Dan and I looked at this a bit more in our data operating theater and have a strong suspicion that this is indeed caused by re-direct requests. We compared April 19 which was akin to previous trends and Apr 26 which saw spikes and you can see the difference in 301 requests between the two days.

I looked at the uri_query of the 301 requests on 4/26 and found that a lot of them are ?from=Essay.svg%7Cenwiki%7C36141410&limit=20&target=Essay.svg&title=Special%3AGlobalUsage , and from a variety of projects like elwiki, cawiki, dewiki etc. When I searched for Special:GlobalUsage I got the Global file usage search page.
I think that once a user (logged in or out) clicks out of the search result, or changes the limit of the results on the page, it probably triggers a redirect and gets counted as a unique device.

Who can we reach out to, for confirming this and fixing the behavior of a Special page? is there a team that manages the Special pages?

OSefu-WMF lowered the priority of this task from High to Low.

@Mayakp.wiki: Special:GlobalUsage comes from Extension:GlobalUsage (GlobalUsage), which is a volunteer-authored extension.

According to https://www.mediawiki.org/wiki/Developers/Maintainers#MediaWiki_extensions_deployed_at_Wikimedia_Foundation and https://www.mediawiki.org/wiki/Wikimedia_Product/Component_responsibility it's owned by Structured Content team (formerly Structured Data) but the SLA is "Non-security patches not reviewed."

I think this means anyone can just fix the behavior and deploy the change.

It also means there's nobody to ask to fix the behavior. I believe this requires engineering help from DPE.

select normalized_host.project_class, ip, count(1) as view_count
from pageview_actor 
where year = 2024 and month = 6 and day = 28
  and http_status = '301'
  and agent_type = 'user'
  and uri_path = '/w/index.php'
  and regexp_like(uri_query, 'title=Special%3AGlobalUsage')
  and (is_redirect_to_pageview or is_pageview)
group by 1, 2
order by view_count desc
limit 1000

There are…a lot of "pageviews" coming from just 2 IP addresses that day.

Special:GlobalUsage on Wikifunctions is particularly utilized:

select normalized_host.project_class, count(1) as view_count
from pageview_actor 
where year = 2024 and month = 6 and day = 28
  and http_status = '301'
  and agent_type = 'user'
  and uri_path = '/w/index.php'
  and regexp_like(uri_query, 'title=Special%3AGlobalUsage')
  and (is_redirect_to_pageview or is_pageview)
group by 1
order by view_count desc
limit 1000
project classpageviews
wikifunctions41889
wikimedia814
wikipedia<250

These shouldn't actually be counted as pageviews. Technically there are only 4 Special pages that we count pageviews for, but maybe because this ends up redirecting to /w/index.php it bypasses out filter and gets counted.
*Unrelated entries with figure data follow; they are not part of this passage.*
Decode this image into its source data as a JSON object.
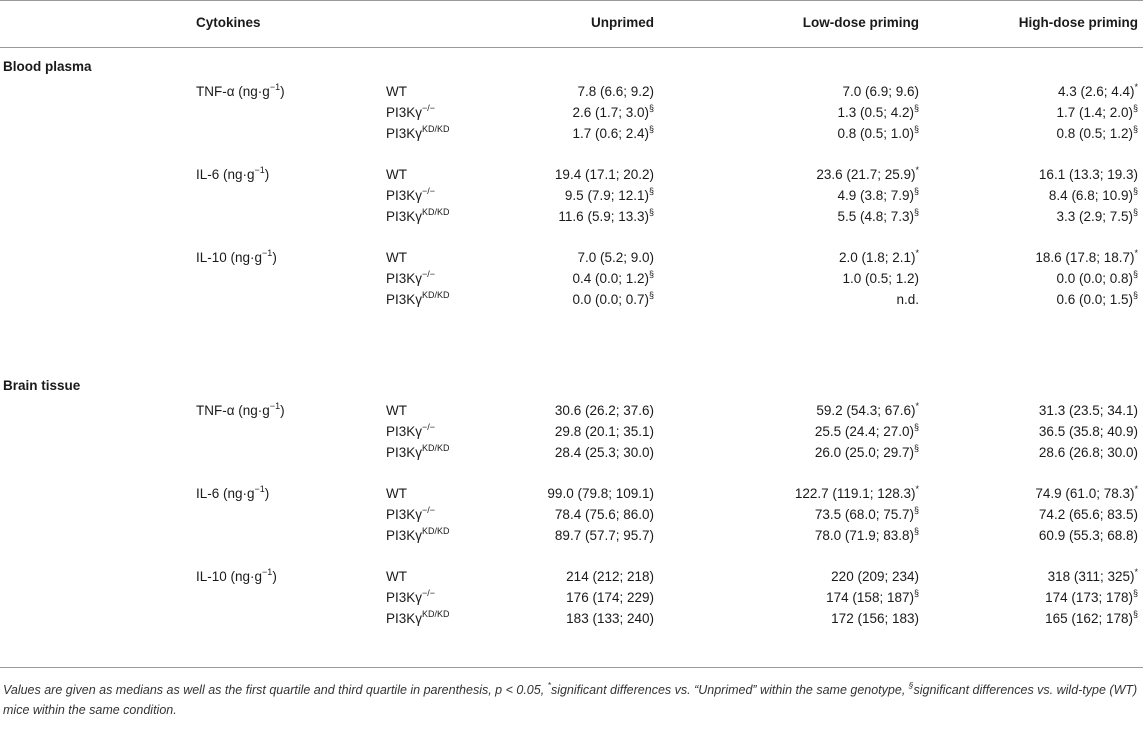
{
  "header": {
    "cytokines": "Cytokines",
    "unprimed": "Unprimed",
    "low_dose": "Low-dose priming",
    "high_dose": "High-dose priming"
  },
  "genotypes": {
    "wt": "WT",
    "ko_base": "PI3Kγ",
    "ko_sup": "−/−",
    "kd_base": "PI3Kγ",
    "kd_sup": "KD/KD"
  },
  "sections": [
    {
      "name": "Blood plasma",
      "groups": [
        {
          "label_base": "TNF-α (ng·g",
          "label_sup": "−1",
          "label_end": ")",
          "rows": [
            {
              "unprimed": "7.8 (6.6; 9.2)",
              "unprimed_mark": "",
              "low": "7.0 (6.9; 9.6)",
              "low_mark": "",
              "high": "4.3 (2.6; 4.4)",
              "high_mark": "*"
            },
            {
              "unprimed": "2.6 (1.7; 3.0)",
              "unprimed_mark": "§",
              "low": "1.3 (0.5; 4.2)",
              "low_mark": "§",
              "high": "1.7 (1.4; 2.0)",
              "high_mark": "§"
            },
            {
              "unprimed": "1.7 (0.6; 2.4)",
              "unprimed_mark": "§",
              "low": "0.8 (0.5; 1.0)",
              "low_mark": "§",
              "high": "0.8 (0.5; 1.2)",
              "high_mark": "§"
            }
          ]
        },
        {
          "label_base": "IL-6 (ng·g",
          "label_sup": "−1",
          "label_end": ")",
          "rows": [
            {
              "unprimed": "19.4 (17.1; 20.2)",
              "unprimed_mark": "",
              "low": "23.6 (21.7; 25.9)",
              "low_mark": "*",
              "high": "16.1 (13.3; 19.3)",
              "high_mark": ""
            },
            {
              "unprimed": "9.5 (7.9; 12.1)",
              "unprimed_mark": "§",
              "low": "4.9 (3.8; 7.9)",
              "low_mark": "§",
              "high": "8.4 (6.8; 10.9)",
              "high_mark": "§"
            },
            {
              "unprimed": "11.6 (5.9; 13.3)",
              "unprimed_mark": "§",
              "low": "5.5 (4.8; 7.3)",
              "low_mark": "§",
              "high": "3.3 (2.9; 7.5)",
              "high_mark": "§"
            }
          ]
        },
        {
          "label_base": "IL-10 (ng·g",
          "label_sup": "−1",
          "label_end": ")",
          "rows": [
            {
              "unprimed": "7.0 (5.2; 9.0)",
              "unprimed_mark": "",
              "low": "2.0 (1.8; 2.1)",
              "low_mark": "*",
              "high": "18.6 (17.8; 18.7)",
              "high_mark": "*"
            },
            {
              "unprimed": "0.4 (0.0; 1.2)",
              "unprimed_mark": "§",
              "low": "1.0 (0.5; 1.2)",
              "low_mark": "",
              "high": "0.0 (0.0; 0.8)",
              "high_mark": "§"
            },
            {
              "unprimed": "0.0 (0.0; 0.7)",
              "unprimed_mark": "§",
              "low": "n.d.",
              "low_mark": "",
              "high": "0.6 (0.0; 1.5)",
              "high_mark": "§"
            }
          ]
        }
      ]
    },
    {
      "name": "Brain tissue",
      "groups": [
        {
          "label_base": "TNF-α (ng·g",
          "label_sup": "−1",
          "label_end": ")",
          "rows": [
            {
              "unprimed": "30.6 (26.2; 37.6)",
              "unprimed_mark": "",
              "low": "59.2 (54.3; 67.6)",
              "low_mark": "*",
              "high": "31.3 (23.5; 34.1)",
              "high_mark": ""
            },
            {
              "unprimed": "29.8 (20.1; 35.1)",
              "unprimed_mark": "",
              "low": "25.5 (24.4; 27.0)",
              "low_mark": "§",
              "high": "36.5 (35.8; 40.9)",
              "high_mark": ""
            },
            {
              "unprimed": "28.4 (25.3; 30.0)",
              "unprimed_mark": "",
              "low": "26.0 (25.0; 29.7)",
              "low_mark": "§",
              "high": "28.6 (26.8; 30.0)",
              "high_mark": ""
            }
          ]
        },
        {
          "label_base": "IL-6 (ng·g",
          "label_sup": "−1",
          "label_end": ")",
          "rows": [
            {
              "unprimed": "99.0 (79.8; 109.1)",
              "unprimed_mark": "",
              "low": "122.7 (119.1; 128.3)",
              "low_mark": "*",
              "high": "74.9 (61.0; 78.3)",
              "high_mark": "*"
            },
            {
              "unprimed": "78.4 (75.6; 86.0)",
              "unprimed_mark": "",
              "low": "73.5 (68.0; 75.7)",
              "low_mark": "§",
              "high": "74.2 (65.6; 83.5)",
              "high_mark": ""
            },
            {
              "unprimed": "89.7 (57.7; 95.7)",
              "unprimed_mark": "",
              "low": "78.0 (71.9; 83.8)",
              "low_mark": "§",
              "high": "60.9 (55.3; 68.8)",
              "high_mark": ""
            }
          ]
        },
        {
          "label_base": "IL-10 (ng·g",
          "label_sup": "−1",
          "label_end": ")",
          "rows": [
            {
              "unprimed": "214 (212; 218)",
              "unprimed_mark": "",
              "low": "220 (209; 234)",
              "low_mark": "",
              "high": "318 (311; 325)",
              "high_mark": "*"
            },
            {
              "unprimed": "176 (174; 229)",
              "unprimed_mark": "",
              "low": "174 (158; 187)",
              "low_mark": "§",
              "high": "174 (173; 178)",
              "high_mark": "§"
            },
            {
              "unprimed": "183 (133; 240)",
              "unprimed_mark": "",
              "low": "172 (156; 183)",
              "low_mark": "",
              "high": "165 (162; 178)",
              "high_mark": "§"
            }
          ]
        }
      ]
    }
  ],
  "footnote": {
    "part1": "Values are given as medians as well as the first quartile and third quartile in parenthesis, p < 0.05, ",
    "star": "*",
    "part2": "significant differences vs. “Unprimed” within the same genotype, ",
    "section_mark": "§",
    "part3": "significant differences vs. wild-type (WT) mice within the same condition."
  }
}
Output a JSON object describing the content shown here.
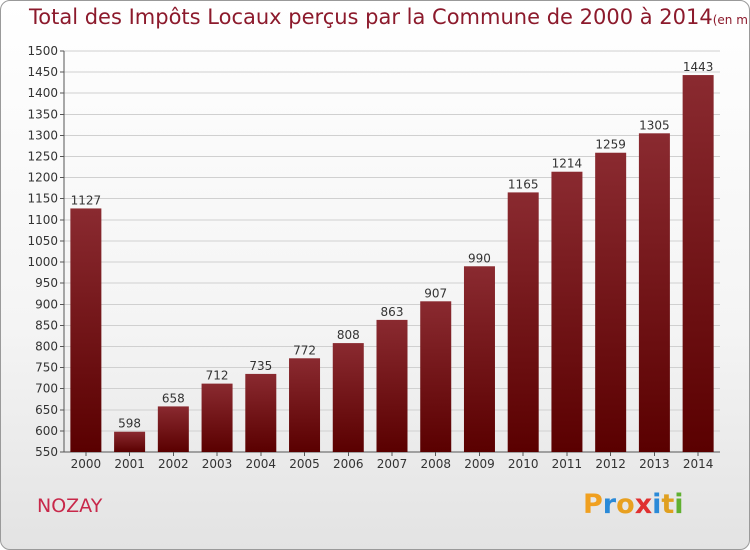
{
  "title": "Total des Impôts Locaux perçus par la Commune de 2000 à 2014",
  "unit_label": "(en milliers d'€)",
  "commune": "NOZAY",
  "brand": "Proxiti",
  "colors": {
    "bar_top": "#8a2a30",
    "bar_bottom": "#5a0000",
    "title": "#8c1a2c",
    "commune": "#c8284a",
    "grid": "#d0d0d0"
  },
  "chart_data": {
    "type": "bar",
    "title": "Total des Impôts Locaux perçus par la Commune de 2000 à 2014",
    "xlabel": "",
    "ylabel": "(en milliers d'€)",
    "ylim": [
      550,
      1500
    ],
    "ytick_step": 50,
    "grid": true,
    "categories": [
      "2000",
      "2001",
      "2002",
      "2003",
      "2004",
      "2005",
      "2006",
      "2007",
      "2008",
      "2009",
      "2010",
      "2011",
      "2012",
      "2013",
      "2014"
    ],
    "values": [
      1127,
      598,
      658,
      712,
      735,
      772,
      808,
      863,
      907,
      990,
      1165,
      1214,
      1259,
      1305,
      1443
    ]
  }
}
I think T240676: Develop a consistent rule for which special pages count as pageviews deserves to be revisited.

Jdforrester-WMF subscribed.

There are…a lot of "pageviews" coming from just 2 IP addresses that day.

Special:GlobalUsage on Wikifunctions is particularly utilized:

[…]

These shouldn't actually be counted as pageviews.

Agreed. Possibly on Commons it should count, however?